Da chegada de Beatrice até o ano de 1962, dezesseis entidades haviam sido efetivadas no Brasil No mesmo ano, 12 representantes do movimento se reuniram em São Paulo para melhor articular suas idéias sobre o trabalho realizado até então. Fruto deste encontro, em 10 de novembro de 1962, nasce a Federação Nacional das Apaes.
Ao firmar sua sede em Brasília, a Federação adotou como símbolo a figura de uma flor ladeada por duas mãos em perfil, desniveladas, uma em posição de amparo e a outra de proteção. Com o passar dos anos o movimento apaeano se consolidou cada vez mais no território nacional.
Um exemplo é o resultado obtido com a pesquisa encomendada pela Federação Nacional das Apaes. Realizada pelo Instituto Qualibest no ano de 2006, comprovou que a Apae é conhecida por 87% dos entrevistados e tida como confiável por 93% deles.
Movimento Apaeano no Espírito Santo
Da criação do movimento apaeano nacional (1954) até o início da década de 90, o número de APAEs no país cresceu significativamente. Durante o Congresso Nacional, realizado na cidade de São Paulo, a Federação Nacional autorizou que fossem criadas federações estaduais das Apaes.
Em 10 de outubro de 1992 foi fundada a Federação das Apaes do Estado do Espírito Santo (FEAPAES). Na ocasião o Espírito Santo possuía 16 Apaes. A Sra. Maria Luíza Dadalto, então vice-presidente da 8ª Regional Leste da Federação Nacional (que congregava as APAEs capixabas) foi eleita a presidente da nova entidade.
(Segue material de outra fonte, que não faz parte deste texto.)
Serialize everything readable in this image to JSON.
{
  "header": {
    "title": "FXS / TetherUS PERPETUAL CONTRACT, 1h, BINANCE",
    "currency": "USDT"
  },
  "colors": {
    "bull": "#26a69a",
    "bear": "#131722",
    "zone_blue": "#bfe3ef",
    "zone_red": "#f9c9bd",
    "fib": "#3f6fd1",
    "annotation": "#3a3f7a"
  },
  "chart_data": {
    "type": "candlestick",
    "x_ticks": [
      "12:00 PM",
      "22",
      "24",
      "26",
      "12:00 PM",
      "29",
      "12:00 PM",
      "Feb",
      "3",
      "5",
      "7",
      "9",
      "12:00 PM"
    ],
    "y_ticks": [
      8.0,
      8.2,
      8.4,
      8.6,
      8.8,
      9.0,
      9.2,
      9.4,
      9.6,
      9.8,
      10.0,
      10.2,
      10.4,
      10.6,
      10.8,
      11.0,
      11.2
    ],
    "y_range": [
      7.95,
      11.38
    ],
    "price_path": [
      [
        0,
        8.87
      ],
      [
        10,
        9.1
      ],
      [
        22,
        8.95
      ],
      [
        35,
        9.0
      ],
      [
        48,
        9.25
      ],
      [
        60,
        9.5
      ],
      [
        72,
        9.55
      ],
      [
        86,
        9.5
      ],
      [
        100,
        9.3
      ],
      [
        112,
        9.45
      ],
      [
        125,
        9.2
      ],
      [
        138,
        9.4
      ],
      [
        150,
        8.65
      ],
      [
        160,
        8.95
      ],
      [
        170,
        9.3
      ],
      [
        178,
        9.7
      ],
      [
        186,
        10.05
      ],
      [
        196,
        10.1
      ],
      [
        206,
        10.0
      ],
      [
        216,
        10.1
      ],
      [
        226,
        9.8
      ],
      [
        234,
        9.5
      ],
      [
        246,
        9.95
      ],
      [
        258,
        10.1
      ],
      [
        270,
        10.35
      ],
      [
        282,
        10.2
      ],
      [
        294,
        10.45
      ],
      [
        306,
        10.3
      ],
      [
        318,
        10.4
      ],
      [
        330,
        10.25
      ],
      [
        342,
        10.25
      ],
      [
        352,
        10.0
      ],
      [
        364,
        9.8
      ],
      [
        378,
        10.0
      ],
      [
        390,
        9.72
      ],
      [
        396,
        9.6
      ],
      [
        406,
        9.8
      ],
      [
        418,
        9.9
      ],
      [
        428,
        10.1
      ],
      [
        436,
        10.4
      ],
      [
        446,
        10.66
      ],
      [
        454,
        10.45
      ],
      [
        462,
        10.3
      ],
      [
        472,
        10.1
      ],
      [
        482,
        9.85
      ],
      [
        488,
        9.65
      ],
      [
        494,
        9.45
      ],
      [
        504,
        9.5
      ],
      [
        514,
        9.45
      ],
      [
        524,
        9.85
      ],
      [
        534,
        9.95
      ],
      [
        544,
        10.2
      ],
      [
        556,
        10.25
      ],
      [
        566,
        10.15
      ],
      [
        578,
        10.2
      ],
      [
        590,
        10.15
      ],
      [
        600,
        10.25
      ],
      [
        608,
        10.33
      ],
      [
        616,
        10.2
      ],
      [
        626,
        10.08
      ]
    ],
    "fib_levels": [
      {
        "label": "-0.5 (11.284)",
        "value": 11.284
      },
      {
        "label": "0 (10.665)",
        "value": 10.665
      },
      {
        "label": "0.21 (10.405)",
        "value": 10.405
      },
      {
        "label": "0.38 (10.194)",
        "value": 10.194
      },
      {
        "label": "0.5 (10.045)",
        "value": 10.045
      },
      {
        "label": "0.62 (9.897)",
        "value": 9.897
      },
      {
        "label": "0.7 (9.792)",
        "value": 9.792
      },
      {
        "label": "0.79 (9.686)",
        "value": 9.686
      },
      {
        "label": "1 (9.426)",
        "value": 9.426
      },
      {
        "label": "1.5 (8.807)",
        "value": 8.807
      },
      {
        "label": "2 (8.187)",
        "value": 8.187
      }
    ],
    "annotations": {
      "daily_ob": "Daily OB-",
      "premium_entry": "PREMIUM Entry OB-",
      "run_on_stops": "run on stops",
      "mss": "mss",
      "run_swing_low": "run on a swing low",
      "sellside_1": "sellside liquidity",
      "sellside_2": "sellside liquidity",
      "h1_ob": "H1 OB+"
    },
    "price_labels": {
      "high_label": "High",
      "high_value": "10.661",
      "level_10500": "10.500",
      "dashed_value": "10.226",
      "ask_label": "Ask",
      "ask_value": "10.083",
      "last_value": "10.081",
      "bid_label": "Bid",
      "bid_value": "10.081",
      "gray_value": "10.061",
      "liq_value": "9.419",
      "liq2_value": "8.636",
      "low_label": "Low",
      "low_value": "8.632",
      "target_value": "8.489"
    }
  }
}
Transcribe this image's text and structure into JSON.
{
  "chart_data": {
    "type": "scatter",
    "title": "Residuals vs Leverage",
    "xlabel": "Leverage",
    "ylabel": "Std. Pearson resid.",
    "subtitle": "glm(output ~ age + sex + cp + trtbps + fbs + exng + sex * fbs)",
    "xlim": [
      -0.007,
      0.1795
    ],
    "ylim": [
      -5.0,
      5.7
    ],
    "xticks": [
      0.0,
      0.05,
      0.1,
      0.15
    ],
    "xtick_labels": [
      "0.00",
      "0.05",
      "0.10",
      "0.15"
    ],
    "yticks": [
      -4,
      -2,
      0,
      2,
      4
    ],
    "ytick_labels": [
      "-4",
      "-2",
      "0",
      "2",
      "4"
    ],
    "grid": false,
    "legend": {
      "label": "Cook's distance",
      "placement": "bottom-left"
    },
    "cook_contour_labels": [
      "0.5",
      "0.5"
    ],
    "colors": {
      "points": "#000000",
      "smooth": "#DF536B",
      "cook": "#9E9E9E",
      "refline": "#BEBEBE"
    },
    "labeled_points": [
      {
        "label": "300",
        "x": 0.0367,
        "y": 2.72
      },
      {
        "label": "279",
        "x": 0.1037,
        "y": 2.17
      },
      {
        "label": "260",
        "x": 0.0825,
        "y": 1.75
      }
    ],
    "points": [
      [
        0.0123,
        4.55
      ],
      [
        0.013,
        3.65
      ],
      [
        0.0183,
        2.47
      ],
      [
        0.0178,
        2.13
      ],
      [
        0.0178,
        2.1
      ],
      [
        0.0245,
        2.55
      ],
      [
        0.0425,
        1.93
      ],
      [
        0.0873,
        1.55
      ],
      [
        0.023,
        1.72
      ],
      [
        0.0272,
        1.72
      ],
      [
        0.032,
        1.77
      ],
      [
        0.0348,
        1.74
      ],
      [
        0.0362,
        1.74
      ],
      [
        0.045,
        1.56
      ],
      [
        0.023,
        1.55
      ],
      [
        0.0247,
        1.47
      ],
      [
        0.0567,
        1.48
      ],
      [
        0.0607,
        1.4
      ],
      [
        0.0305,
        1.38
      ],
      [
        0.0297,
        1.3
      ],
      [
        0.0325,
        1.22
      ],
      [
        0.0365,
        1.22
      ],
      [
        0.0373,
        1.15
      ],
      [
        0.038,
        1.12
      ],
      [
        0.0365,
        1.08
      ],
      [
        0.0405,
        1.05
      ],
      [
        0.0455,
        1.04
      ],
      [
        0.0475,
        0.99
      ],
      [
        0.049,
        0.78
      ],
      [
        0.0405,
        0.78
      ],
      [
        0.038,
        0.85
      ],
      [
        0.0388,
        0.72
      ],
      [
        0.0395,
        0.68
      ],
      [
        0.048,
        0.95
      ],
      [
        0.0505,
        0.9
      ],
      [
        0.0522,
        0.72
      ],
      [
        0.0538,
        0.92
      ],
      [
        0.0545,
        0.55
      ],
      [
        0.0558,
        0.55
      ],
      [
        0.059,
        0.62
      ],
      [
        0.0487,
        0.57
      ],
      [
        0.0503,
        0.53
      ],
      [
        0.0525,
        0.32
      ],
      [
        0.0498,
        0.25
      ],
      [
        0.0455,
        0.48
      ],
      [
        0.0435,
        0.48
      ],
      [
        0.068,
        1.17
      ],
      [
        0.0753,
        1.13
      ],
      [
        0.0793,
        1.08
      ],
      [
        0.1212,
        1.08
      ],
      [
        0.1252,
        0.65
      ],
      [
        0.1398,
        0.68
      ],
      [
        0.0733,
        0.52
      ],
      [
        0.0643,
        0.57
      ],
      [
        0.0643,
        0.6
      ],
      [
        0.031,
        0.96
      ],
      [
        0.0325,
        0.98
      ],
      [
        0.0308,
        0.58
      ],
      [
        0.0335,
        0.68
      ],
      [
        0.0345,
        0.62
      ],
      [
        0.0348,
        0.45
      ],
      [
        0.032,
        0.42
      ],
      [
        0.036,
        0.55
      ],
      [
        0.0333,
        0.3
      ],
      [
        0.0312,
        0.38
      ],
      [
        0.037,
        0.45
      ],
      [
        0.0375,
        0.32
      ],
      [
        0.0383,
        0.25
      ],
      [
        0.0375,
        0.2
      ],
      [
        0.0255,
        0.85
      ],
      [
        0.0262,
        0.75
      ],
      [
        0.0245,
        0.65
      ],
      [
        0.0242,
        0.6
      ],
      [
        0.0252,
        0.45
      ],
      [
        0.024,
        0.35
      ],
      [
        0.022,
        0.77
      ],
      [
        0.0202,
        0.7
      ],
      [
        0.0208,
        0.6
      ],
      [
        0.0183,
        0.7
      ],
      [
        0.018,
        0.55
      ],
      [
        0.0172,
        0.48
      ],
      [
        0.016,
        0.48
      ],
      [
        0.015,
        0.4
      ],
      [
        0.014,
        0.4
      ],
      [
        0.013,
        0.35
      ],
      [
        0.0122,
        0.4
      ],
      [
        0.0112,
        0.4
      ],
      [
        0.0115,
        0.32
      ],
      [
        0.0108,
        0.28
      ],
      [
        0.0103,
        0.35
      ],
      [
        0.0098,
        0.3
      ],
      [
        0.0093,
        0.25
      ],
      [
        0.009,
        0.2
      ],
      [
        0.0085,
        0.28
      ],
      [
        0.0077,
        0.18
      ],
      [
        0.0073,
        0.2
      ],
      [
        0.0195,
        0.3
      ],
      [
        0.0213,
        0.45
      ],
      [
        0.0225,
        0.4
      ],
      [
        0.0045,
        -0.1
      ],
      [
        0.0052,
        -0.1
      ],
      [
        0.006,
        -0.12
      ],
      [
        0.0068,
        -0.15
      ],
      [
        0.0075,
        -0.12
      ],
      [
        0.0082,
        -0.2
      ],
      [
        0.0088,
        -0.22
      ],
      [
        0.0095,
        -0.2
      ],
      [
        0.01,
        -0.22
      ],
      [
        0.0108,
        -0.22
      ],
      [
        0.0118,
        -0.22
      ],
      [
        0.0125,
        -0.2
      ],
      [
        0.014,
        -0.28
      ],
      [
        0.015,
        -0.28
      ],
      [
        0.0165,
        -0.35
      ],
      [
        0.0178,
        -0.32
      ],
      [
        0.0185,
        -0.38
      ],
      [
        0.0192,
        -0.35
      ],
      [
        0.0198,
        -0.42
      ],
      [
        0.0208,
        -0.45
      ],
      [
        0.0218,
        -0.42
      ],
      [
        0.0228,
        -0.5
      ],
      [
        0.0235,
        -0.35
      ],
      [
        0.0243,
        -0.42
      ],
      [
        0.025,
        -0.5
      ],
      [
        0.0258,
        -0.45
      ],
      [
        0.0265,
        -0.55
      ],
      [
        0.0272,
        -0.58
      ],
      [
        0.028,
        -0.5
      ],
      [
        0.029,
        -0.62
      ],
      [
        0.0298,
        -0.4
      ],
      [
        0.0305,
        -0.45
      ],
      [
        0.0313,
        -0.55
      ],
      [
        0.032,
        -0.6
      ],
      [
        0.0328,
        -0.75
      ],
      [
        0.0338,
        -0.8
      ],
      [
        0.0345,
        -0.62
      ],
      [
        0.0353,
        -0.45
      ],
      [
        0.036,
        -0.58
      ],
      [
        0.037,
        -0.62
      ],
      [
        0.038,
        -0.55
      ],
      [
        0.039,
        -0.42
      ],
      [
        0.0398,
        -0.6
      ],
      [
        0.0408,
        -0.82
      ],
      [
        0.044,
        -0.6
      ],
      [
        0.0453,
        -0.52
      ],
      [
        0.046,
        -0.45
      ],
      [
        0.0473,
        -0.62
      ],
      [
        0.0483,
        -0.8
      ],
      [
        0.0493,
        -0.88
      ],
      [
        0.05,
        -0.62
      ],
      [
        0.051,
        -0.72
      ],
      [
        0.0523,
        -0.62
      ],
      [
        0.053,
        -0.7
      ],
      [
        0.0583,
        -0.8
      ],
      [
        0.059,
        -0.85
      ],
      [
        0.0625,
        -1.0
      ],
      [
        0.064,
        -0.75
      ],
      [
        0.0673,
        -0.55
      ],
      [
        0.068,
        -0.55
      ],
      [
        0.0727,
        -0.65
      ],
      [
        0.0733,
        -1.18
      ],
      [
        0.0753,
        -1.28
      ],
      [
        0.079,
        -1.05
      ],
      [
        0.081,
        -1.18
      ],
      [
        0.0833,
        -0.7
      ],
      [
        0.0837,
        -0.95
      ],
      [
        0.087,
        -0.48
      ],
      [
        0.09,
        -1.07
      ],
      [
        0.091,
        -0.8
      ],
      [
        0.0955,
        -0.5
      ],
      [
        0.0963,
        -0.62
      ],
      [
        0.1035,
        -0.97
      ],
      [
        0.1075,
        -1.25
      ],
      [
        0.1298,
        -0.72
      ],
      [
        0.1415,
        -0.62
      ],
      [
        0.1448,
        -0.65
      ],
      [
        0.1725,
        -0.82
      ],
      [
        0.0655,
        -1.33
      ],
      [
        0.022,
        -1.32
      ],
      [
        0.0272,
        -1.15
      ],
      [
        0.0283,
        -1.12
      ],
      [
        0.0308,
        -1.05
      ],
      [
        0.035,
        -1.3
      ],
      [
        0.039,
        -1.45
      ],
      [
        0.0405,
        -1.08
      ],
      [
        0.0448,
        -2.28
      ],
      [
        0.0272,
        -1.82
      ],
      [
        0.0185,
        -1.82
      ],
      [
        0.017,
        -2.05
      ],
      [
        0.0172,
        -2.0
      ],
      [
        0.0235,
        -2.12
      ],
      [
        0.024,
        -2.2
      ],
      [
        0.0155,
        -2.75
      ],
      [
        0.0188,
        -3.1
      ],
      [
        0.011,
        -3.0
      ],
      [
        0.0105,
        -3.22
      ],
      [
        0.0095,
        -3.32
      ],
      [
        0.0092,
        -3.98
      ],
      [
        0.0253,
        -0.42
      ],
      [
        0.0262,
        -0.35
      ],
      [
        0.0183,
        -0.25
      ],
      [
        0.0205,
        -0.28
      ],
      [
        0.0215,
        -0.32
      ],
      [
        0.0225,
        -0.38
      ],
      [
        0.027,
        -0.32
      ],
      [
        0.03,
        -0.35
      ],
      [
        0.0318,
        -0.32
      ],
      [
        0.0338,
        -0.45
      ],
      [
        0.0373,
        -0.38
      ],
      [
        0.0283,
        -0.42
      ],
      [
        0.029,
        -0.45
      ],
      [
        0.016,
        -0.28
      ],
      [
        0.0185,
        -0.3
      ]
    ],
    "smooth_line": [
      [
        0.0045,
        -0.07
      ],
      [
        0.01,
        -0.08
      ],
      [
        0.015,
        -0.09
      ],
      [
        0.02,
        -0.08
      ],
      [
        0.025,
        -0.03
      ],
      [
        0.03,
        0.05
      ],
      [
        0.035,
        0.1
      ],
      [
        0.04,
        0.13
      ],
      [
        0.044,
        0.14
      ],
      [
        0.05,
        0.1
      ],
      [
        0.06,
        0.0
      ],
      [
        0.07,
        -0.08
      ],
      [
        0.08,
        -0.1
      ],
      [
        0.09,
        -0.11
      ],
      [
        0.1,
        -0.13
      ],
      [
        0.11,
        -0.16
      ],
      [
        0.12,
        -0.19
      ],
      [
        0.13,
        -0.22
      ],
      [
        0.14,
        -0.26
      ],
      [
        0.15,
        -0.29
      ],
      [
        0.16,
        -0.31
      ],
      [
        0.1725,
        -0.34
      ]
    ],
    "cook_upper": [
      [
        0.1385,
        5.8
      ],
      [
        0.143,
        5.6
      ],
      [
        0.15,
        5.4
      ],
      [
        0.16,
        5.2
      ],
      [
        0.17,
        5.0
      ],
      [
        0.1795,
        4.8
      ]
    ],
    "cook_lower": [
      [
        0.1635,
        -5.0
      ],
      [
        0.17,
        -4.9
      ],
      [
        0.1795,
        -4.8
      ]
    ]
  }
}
As primeiras atividades foram desenvolvidas nas dependências da APAE de Vitória, instituição fundada em 27 de maio de 1965 e a primeira Apae do Estado. No ano de 1997 a Federação das Apaes do Espírito Santo passou a realizar suas atividades em uma sede própria.
A Feapaes é uma sociedade civil, filantrópica, de caráter educacional, cultural, assistencial, de saúde, de estudo e pesquisa, desportivo e outros, sem fins lucrativos, com duração indeterminada, congregando, como filiadas, as Apaes e outras entidades análogas
Nossa missão é promover e articular ações de defesa de direitos, prevenção, orientação, prestação de serviços e apoio às famílias, direcionadas a melhoria de qualidade de vida da pessoa portadora de deficiência e à construção de uma sociedade justa e solidária.
Atualmente, as Apaes do Espírito Santo somam 40 instituições, instaladas em igual número de Municípios, atendendo cerca de 7.000 usuários e empregando, direta e indiretamente, cerca de 2.500 pessoas. O objetivo principal da Feapaes é “promover a melhoria da qualidade de vida das pessoas portadoras de deficiência, buscando assegurar-lhes o pleno exercício da cidadania”.
Para isto, a Feapaes promove capacitação dos profissionais do movimento apaeano capixaba, visando a melhoria dos serviços oferecidos às pessoas com deficiência mental; atua na defesa dos direitos das pessoas com deficiência mental e também das crianças e adolescentes; promove encontros e reuniões com o Poder Público na tentativa de conseguir para as Apaes e instituições congêneres mecanismos que possibilitem um melhor atendimento aos usuários; mantém acento em vários Conselhos de Defesa das Pessoas com Deficiência, da Criança e do Adolescente, e em Conselhos de Assistência Social, entre tantas outras ações.
Para garantir a continuidade de seus trabalhos, a Feapaes conta com o apoio do poder público, sobretudo da Secretária de Estado de Educação que garante a cedência de professores para atuar nas escolas especiais das Apaes, do MEC, e de tantos outros parceiros que acreditam no trabalho do movimento apaeano capixaba.
As Apaes hoje lutam pela profissionalização de seus alunos. Oferecem serviços que, por sua excelência, são reconhecidos e servem de modelos até mesmo para programas do governo. A luta pela inclusão é uma bandeira que os profissionais, alunos e familiares das Apaes capixabas possuem orgulho em hastear. Os frutos vêm sendo colhidos. São vários os alunos incluídos no mercado de trabalho, muitos deles tidos como modelos de profissionalismo e responsabilidade.